New potting soil product gives plants and seedlings a real boost

About a year ago a plastic bag containing a grayish powder arrived at my home. The accompanying note said that if I added some to the potting mix of my choice or to just plain peat moss, I might be intrigued by the results. I did and I was. By adding the material to some milled sphagnum peat moss (in the recommended 1-cup-to-1-quart ratio), I made up a planting mix for some African violets that had remained far too long in their original starter cups. These stunted little plants responded to their larger quarters and the new growing medium with very rapid growth. They overtook some other violets that had been in larger pots for some time, and most of them went on to bloom prolifically.

Later I heard that Rex Gregor of Plymouth, Minn., had had a similar experience on a much larger scale. Mr. Gregor, a sales representative with Prentice-Hall Publishers, has done market gardening (tomatoes, peppers, cabbage, and broccoli) and run a small commercial greenhouse part time for the better part of 40 years. His principal greenhouse product is hanging baskets of impatiens, cascade petunias, and double wax begonias, among others. He concedes that his experiments with the product don't meet strin gent scientific standards for testing. Even so, his observations are telling.

Mr. Gregor added the product to his regular potting mix for half of the plants in his greenhouse and fed the other half with a commercial fertilizer as usual. Within four weeks, he says, ``you could walk into the greenhouse and tell snap dab, on the button, which side had the treated soil mix and which hadn't.'' He found a similar impressive difference among his tomato, pepper, and other seedlings.

A couple of years ago Judd Ringer, whose Ringer Corporation in Eden Prairie, Minn., produces a line of biologically active fertilizers, and his chief biologist, Don Loveness, took a look at the many soilless potting mixes available and concluded that manufacturers had strayed too far from the natural way in producing them.

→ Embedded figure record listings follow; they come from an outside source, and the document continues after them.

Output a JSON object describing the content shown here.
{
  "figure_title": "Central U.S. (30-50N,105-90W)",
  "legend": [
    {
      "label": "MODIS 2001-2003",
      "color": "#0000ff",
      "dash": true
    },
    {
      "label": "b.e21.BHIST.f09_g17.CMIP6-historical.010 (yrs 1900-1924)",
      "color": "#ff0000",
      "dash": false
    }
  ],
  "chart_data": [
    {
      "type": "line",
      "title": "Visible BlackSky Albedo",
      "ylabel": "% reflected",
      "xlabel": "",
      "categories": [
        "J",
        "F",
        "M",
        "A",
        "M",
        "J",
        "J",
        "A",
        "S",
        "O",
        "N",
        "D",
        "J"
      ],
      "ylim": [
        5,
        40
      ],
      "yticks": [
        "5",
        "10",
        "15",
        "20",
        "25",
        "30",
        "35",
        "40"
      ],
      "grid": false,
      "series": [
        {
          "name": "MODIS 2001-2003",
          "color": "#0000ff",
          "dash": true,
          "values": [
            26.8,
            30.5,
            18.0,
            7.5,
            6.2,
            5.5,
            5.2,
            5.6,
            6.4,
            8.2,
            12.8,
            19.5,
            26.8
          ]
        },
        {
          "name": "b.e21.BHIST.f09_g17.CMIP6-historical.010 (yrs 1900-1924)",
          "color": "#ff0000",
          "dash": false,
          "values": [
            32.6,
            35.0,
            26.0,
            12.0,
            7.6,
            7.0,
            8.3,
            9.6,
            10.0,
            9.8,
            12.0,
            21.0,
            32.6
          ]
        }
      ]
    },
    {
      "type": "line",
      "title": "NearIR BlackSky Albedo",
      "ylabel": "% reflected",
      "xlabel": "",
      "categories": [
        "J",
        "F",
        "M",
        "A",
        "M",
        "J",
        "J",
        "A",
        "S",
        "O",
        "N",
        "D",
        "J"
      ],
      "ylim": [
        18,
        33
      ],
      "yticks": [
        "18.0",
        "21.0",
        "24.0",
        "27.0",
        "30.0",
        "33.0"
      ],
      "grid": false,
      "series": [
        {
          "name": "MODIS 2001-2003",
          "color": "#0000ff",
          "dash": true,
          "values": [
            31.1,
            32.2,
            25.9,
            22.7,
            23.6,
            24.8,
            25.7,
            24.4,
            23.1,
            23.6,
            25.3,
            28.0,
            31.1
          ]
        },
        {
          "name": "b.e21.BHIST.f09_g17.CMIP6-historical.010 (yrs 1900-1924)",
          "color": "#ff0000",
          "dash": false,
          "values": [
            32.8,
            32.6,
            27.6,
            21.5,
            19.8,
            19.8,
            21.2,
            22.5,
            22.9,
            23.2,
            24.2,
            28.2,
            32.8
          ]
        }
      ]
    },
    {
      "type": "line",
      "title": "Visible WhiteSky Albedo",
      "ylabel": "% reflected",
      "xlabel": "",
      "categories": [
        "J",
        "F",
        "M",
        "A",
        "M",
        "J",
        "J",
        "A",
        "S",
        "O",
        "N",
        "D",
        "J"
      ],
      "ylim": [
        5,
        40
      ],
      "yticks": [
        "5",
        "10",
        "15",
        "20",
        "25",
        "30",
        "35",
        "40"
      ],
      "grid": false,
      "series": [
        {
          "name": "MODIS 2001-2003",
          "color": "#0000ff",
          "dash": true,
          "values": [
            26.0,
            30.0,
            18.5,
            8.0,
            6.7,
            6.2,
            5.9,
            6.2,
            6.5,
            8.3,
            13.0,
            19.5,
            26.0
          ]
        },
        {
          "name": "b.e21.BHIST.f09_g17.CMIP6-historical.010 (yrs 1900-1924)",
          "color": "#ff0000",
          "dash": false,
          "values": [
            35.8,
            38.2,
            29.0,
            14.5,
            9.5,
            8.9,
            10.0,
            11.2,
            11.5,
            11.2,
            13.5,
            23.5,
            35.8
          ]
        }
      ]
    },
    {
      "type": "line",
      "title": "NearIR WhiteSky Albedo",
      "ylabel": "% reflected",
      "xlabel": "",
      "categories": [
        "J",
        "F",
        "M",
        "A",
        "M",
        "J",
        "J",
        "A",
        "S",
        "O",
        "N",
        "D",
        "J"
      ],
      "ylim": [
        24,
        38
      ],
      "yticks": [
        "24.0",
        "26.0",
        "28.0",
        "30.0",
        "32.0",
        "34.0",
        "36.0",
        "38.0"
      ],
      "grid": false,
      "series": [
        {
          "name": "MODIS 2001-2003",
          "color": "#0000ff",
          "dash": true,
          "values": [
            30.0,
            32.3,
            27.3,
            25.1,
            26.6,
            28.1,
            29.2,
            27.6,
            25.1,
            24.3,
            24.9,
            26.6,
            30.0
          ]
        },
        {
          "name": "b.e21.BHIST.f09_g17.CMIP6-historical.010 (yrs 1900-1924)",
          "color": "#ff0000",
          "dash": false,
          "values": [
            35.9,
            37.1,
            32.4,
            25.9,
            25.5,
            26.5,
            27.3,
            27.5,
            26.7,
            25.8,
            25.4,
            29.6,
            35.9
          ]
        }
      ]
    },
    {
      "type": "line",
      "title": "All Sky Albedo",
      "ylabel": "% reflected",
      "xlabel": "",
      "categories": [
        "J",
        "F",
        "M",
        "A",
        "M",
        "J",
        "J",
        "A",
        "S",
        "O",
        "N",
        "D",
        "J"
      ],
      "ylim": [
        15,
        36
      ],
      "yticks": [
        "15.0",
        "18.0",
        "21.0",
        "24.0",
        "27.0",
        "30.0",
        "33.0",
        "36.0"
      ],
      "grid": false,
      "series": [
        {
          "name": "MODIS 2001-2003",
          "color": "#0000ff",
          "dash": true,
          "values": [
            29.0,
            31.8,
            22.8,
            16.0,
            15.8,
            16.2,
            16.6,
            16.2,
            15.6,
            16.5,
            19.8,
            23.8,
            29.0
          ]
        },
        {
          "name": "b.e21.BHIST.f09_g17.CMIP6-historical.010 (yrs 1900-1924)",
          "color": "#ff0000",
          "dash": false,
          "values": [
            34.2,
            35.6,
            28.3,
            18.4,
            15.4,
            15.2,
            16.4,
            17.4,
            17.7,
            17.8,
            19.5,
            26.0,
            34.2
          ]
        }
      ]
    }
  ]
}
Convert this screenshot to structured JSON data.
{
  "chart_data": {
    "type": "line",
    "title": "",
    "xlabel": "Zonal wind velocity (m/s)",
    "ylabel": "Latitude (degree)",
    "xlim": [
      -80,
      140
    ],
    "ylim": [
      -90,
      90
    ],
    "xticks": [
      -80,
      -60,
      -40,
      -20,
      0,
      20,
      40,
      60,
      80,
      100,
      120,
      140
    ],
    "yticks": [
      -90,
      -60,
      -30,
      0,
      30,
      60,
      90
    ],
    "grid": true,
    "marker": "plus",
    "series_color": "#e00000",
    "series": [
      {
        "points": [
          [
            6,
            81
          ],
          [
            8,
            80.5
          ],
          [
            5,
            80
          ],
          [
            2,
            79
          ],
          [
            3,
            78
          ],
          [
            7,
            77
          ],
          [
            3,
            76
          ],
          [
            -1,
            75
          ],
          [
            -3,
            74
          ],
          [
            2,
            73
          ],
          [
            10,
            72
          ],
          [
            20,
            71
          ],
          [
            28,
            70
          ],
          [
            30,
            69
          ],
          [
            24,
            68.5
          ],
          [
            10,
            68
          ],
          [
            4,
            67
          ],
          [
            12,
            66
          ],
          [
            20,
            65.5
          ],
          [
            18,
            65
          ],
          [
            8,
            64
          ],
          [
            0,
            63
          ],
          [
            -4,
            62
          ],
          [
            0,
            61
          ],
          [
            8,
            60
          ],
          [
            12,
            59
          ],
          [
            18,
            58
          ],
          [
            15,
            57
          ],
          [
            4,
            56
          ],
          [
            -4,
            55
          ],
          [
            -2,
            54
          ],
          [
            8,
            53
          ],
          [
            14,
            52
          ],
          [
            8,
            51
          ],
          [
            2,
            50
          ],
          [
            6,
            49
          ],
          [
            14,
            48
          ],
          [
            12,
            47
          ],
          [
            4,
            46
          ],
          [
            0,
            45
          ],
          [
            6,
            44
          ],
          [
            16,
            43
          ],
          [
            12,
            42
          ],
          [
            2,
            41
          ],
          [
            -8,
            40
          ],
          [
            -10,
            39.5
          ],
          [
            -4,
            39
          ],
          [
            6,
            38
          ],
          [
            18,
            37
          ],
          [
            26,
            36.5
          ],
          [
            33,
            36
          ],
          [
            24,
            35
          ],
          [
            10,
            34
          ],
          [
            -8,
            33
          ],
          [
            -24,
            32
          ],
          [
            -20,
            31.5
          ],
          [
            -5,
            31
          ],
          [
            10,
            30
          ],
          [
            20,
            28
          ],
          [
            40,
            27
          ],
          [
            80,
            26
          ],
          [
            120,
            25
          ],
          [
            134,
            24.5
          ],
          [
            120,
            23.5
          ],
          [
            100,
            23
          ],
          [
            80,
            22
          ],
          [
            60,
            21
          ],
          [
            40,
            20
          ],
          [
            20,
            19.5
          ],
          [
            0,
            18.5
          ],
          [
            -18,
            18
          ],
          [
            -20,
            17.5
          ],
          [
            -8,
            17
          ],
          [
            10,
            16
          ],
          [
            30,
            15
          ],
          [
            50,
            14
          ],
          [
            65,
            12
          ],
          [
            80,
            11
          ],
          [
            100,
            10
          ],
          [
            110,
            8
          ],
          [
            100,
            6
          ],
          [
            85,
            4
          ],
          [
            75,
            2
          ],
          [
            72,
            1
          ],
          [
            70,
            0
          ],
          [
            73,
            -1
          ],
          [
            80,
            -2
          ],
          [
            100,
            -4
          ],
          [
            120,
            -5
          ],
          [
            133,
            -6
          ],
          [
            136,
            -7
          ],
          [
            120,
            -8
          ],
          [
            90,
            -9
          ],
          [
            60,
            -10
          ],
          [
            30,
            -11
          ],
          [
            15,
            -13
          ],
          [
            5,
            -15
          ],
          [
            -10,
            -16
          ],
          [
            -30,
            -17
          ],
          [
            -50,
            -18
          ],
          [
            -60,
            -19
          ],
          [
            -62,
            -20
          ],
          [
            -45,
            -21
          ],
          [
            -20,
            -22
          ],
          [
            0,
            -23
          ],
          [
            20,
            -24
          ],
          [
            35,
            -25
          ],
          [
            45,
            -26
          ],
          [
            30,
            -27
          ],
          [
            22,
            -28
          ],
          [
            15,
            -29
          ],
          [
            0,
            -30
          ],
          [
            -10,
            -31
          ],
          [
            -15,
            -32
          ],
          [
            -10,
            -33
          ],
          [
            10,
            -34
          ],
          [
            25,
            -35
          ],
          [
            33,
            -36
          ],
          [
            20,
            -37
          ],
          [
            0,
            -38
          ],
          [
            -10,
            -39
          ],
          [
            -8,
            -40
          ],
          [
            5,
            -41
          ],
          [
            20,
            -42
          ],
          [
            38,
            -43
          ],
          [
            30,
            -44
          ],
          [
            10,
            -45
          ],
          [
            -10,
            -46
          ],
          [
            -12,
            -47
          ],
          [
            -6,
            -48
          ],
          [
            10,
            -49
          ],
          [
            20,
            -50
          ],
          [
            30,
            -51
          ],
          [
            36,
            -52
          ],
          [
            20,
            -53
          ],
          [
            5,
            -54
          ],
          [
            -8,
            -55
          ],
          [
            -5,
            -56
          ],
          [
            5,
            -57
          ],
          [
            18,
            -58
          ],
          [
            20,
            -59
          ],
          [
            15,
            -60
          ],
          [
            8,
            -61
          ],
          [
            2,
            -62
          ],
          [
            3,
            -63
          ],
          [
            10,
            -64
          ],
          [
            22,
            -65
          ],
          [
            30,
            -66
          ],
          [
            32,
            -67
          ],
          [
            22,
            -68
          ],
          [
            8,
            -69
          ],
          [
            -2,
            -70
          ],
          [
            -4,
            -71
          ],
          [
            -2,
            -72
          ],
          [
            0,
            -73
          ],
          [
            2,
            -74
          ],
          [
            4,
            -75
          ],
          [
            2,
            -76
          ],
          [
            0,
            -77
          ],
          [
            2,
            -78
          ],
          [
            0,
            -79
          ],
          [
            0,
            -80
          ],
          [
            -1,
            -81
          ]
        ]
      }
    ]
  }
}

In most natural situations plants grow in a mix of organic matter and mineral materials. The soilless mixes had dispensed with the mineral side of the equation altogether.

Mr. Loveness began by combining clays and humic particles with enzymes and soil bacteria, adding the resulting mix to milled peat moss, which on its own is unreactive and has negligible nutrient-storage capacity. Eventually he worked up a potting soil booster, as he termed it, which increased moisture retention and introduced nutrient storage and exchange capacity to plain peat. It even enabled peat to develop a crumb structure similar to that of humus-rich soil in less than one week.

In carrying out his trials, Rex Gregor used a standard commercial potting medium to which he added the booster at the rate of 1 cup to a quart of medium. All seedlings were given an ``initial shot of nitrogen to get them going,'' says Mr. Gregor, after which those with the booster were given nothing but water. The rest were given regular once-a-week applications of a soluble commercial fertilizer, as has been standard practice in the Gregor greenhouse for many years.

After a week, Mr. Gregor thought he could see the difference, and after three to four weeks there was no doubt at all. ``It was the same as between daylight and darkness,'' he says.

Tests have shown that the fertilizer value of Potting Soil Booster, as the product is now named, remains for about seven months, after which supplementary fertilizing becomes necessary. Tests with tomato seedlings at the University of Minnesota show that there is a residual beneficial effect once the seedlings have been planted out in the field. This shows up as earlier maturity and a slight increase in yield.